En enero de 2025, un dron del Departamento de Planeación captó una imagen aérea. El bloque seguía en pie, agrietado, pero intacto. En el mapa digital figura como “estructura no identificada”. El informe técnico la describe así: “Conjunto de concreto de 9.20 metros, uso desconocido, año estimado de construcción: 1975”.
En los registros municipales figura como “construcción civil”. No aparece en catálogos de arte público ni en censos patrimoniales. A veces alguien deja una vela encendida en las noches. Se ha convertido en un sitio de culto, pero casi nadie lo conoce, y quienes peregrinan en busca de alguna respuesta saben de los peligros que puede encarnar por la soledad del espacio y porque dicen que a veces se escuchan zumbidos que parecen salir del interior de la estructura.
En ocasiones, cuando se queda sin dormir, Mora recuerda Yugoslavia. Dice que allá entendió que los monumentos no están hechos para perdurar, sino para que el olvido tenga una forma. En 1968 vio una multitud en Belgrado levantar el puño frente a una mole de concreto. Nadie gritó. Nadie aplaudió. Solo se quedaron quietos, mirando. “Ahí pensé en Colombia,” dice. “Pensé que nosotros también necesitábamos un lugar para estar en silencio”.
Cincuenta años después, su bloque de concreto sigue ahí, mudo, junto a la autopista.

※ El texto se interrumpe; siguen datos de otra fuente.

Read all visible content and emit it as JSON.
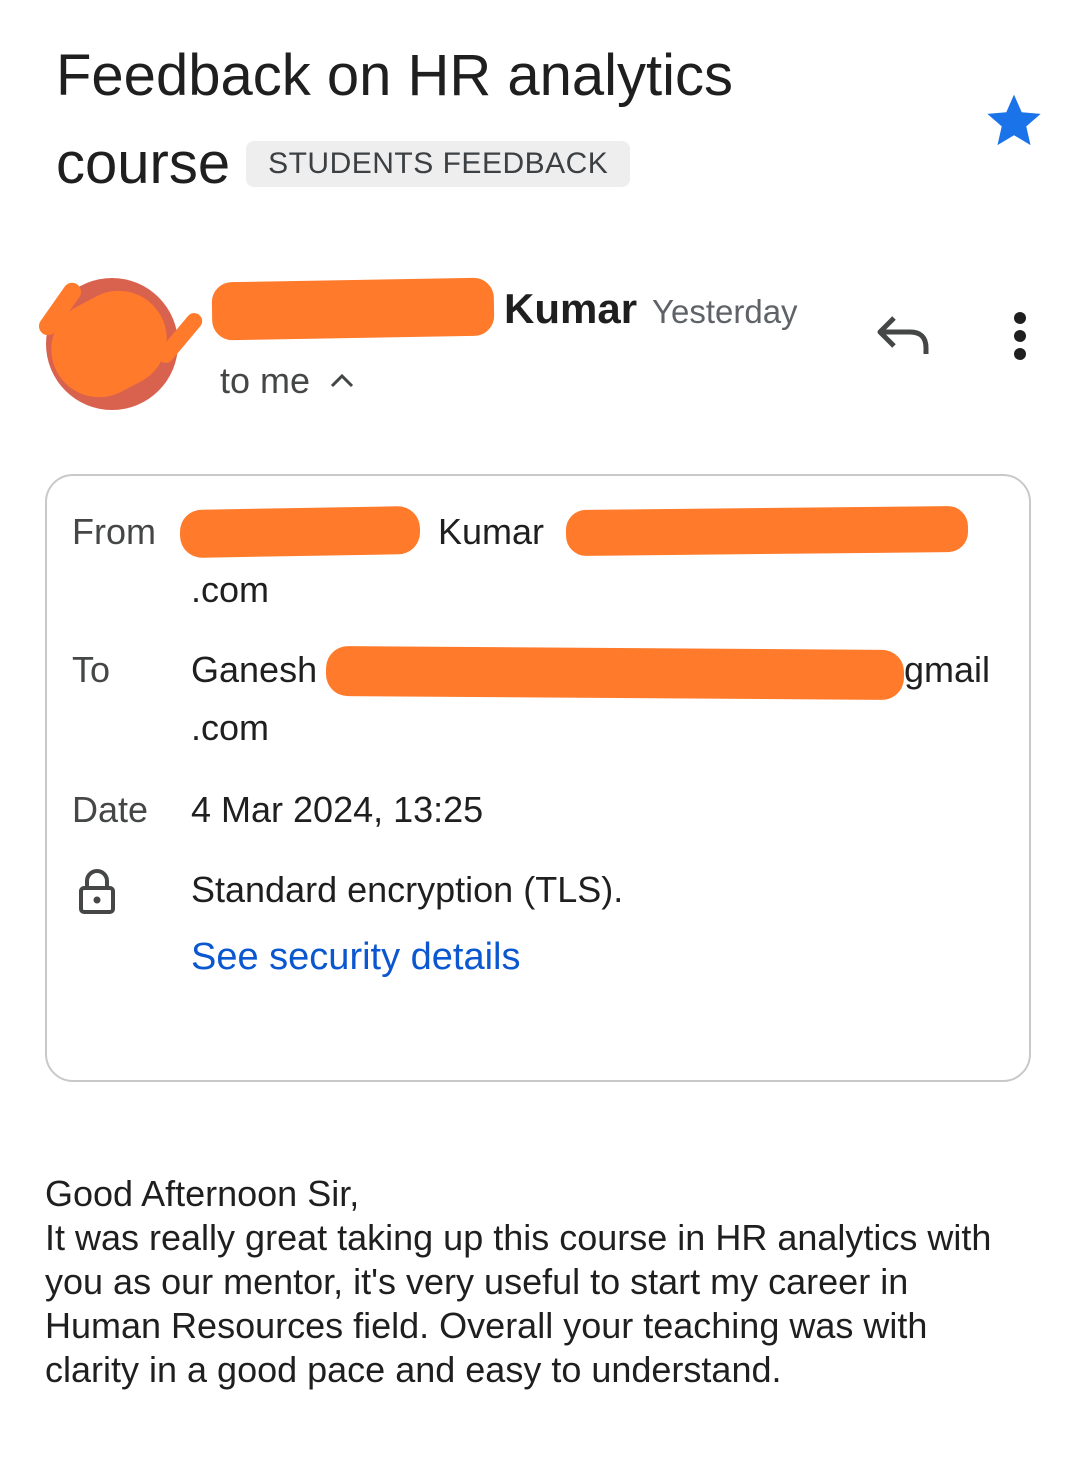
{
  "subject": {
    "line1": "Feedback on HR analytics",
    "line2": "course",
    "label_chip": "STUDENTS FEEDBACK",
    "starred": true
  },
  "sender": {
    "name_visible": "Kumar",
    "time": "Yesterday",
    "recipient_summary": "to me",
    "avatar_color": "#d9624f"
  },
  "actions": {
    "reply_icon": "reply-icon",
    "more_icon": "more-vert-icon",
    "star_icon": "star-icon",
    "star_color": "#1a73e8"
  },
  "details": {
    "from_label": "From",
    "from_name_visible": "Kumar",
    "from_email_suffix": ".com",
    "to_label": "To",
    "to_name_visible": "Ganesh",
    "to_email_visible": "gmail",
    "to_email_suffix": ".com",
    "date_label": "Date",
    "date_value": "4 Mar 2024, 13:25",
    "encryption_icon": "lock-icon",
    "encryption_text": "Standard encryption (TLS).",
    "security_link": "See security details",
    "link_color": "#0b57d0"
  },
  "redaction_color": "#ff7a2a",
  "body": {
    "greeting": "Good Afternoon Sir,",
    "line1": "It was really great taking up this course in HR analytics with",
    "line2": "you as our mentor, it's very useful to start my career in",
    "line3": "Human Resources field. Overall your teaching was with",
    "line4": "clarity in a good pace and easy to understand."
  }
}
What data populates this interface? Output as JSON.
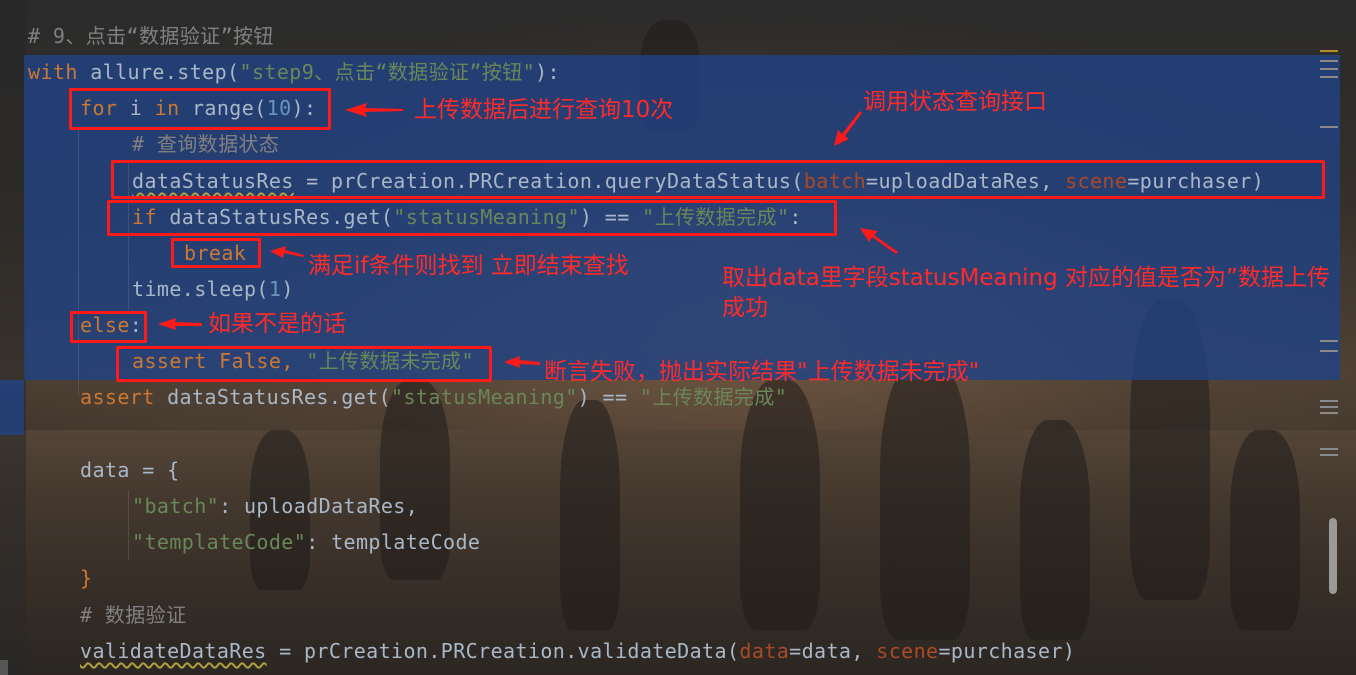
{
  "editor": {
    "lines": {
      "l1": [
        {
          "t": "# 9、点击“数据验证”按钮",
          "c": "cmt"
        }
      ],
      "l2": [
        {
          "t": "with",
          "c": "kw"
        },
        {
          "t": " allure.step(",
          "c": "fn"
        },
        {
          "t": "\"step9、点击“数据验证”按钮\"",
          "c": "str"
        },
        {
          "t": "):",
          "c": "fn"
        }
      ],
      "l3": [
        {
          "t": "for",
          "c": "kw"
        },
        {
          "t": " i ",
          "c": "fn"
        },
        {
          "t": "in",
          "c": "kw"
        },
        {
          "t": " range(",
          "c": "fn"
        },
        {
          "t": "10",
          "c": "num"
        },
        {
          "t": "):",
          "c": "fn"
        }
      ],
      "l4": [
        {
          "t": "# 查询数据状态",
          "c": "cmt"
        }
      ],
      "l5": [
        {
          "t": "dataStatusRes",
          "c": "fn und"
        },
        {
          "t": " = prCreation.PRCreation.queryDataStatus(",
          "c": "fn"
        },
        {
          "t": "batch",
          "c": "par"
        },
        {
          "t": "=uploadDataRes, ",
          "c": "fn"
        },
        {
          "t": "scene",
          "c": "par"
        },
        {
          "t": "=purchaser)",
          "c": "fn"
        }
      ],
      "l6": [
        {
          "t": "if",
          "c": "kw"
        },
        {
          "t": " dataStatusRes.get(",
          "c": "fn"
        },
        {
          "t": "\"statusMeaning\"",
          "c": "str"
        },
        {
          "t": ") == ",
          "c": "fn"
        },
        {
          "t": "\"上传数据完成\"",
          "c": "str"
        },
        {
          "t": ":",
          "c": "fn"
        }
      ],
      "l7": [
        {
          "t": "break",
          "c": "kw"
        }
      ],
      "l8": [
        {
          "t": "time.sleep(",
          "c": "fn"
        },
        {
          "t": "1",
          "c": "num"
        },
        {
          "t": ")",
          "c": "fn"
        }
      ],
      "l9": [
        {
          "t": "else",
          "c": "kw"
        },
        {
          "t": ":",
          "c": "fn"
        }
      ],
      "l10": [
        {
          "t": "assert",
          "c": "kw"
        },
        {
          "t": " ",
          "c": "fn"
        },
        {
          "t": "False",
          "c": "kw"
        },
        {
          "t": ", ",
          "c": "kw"
        },
        {
          "t": "\"上传数据未完成\"",
          "c": "str"
        }
      ],
      "l11": [
        {
          "t": "assert",
          "c": "kw"
        },
        {
          "t": " dataStatusRes.get(",
          "c": "fn"
        },
        {
          "t": "\"statusMeaning\"",
          "c": "str"
        },
        {
          "t": ") == ",
          "c": "fn"
        },
        {
          "t": "\"上传数据完成\"",
          "c": "str"
        }
      ],
      "l12": [
        {
          "t": "data = {",
          "c": "fn"
        }
      ],
      "l13": [
        {
          "t": "\"batch\"",
          "c": "str"
        },
        {
          "t": ": uploadDataRes,",
          "c": "fn"
        }
      ],
      "l14": [
        {
          "t": "\"templateCode\"",
          "c": "str"
        },
        {
          "t": ": templateCode",
          "c": "fn"
        }
      ],
      "l15": [
        {
          "t": "}",
          "c": "kw"
        }
      ],
      "l16": [
        {
          "t": "# 数据验证",
          "c": "cmt"
        }
      ],
      "l17": [
        {
          "t": "validateDataRes",
          "c": "fn und"
        },
        {
          "t": " = prCreation.PRCreation.validateData(",
          "c": "fn"
        },
        {
          "t": "data",
          "c": "par"
        },
        {
          "t": "=data, ",
          "c": "fn"
        },
        {
          "t": "scene",
          "c": "par"
        },
        {
          "t": "=purchaser)",
          "c": "fn"
        }
      ]
    }
  },
  "annotations": {
    "loop_note": "上传数据后进行查询10次",
    "api_note": "调用状态查询接口",
    "break_note": "满足if条件则找到 立即结束查找",
    "field_note": "取出data里字段statusMeaning 对应的值是否为”数据上传成功",
    "else_note": "如果不是的话",
    "assert_note": "断言失败，抛出实际结果\"上传数据未完成\""
  },
  "colors": {
    "keyword": "#cc7832",
    "string": "#6a8759",
    "number": "#6897bb",
    "comment": "#808080",
    "parameter": "#aa4926",
    "text": "#a9b7c6",
    "selection": "#214283",
    "annotation_red": "#ff1a1a"
  }
}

Hay una placa de metal casi perdida en su costado norte, que dice Monumento al pueblo derrotado. Una nueva placa invoca la idea original. No estoy seguro si la puso el artista o alguien más. Alrededor de unas cuantas firmas en aerosol. Este monumento es solo una masa de piedra mirando al oriente, esperando, quizá llorar, quizá despertar, quizá mantener el silencio tan escaso en la ciudad, el tiempo que sea necesario, esperando otra derrota.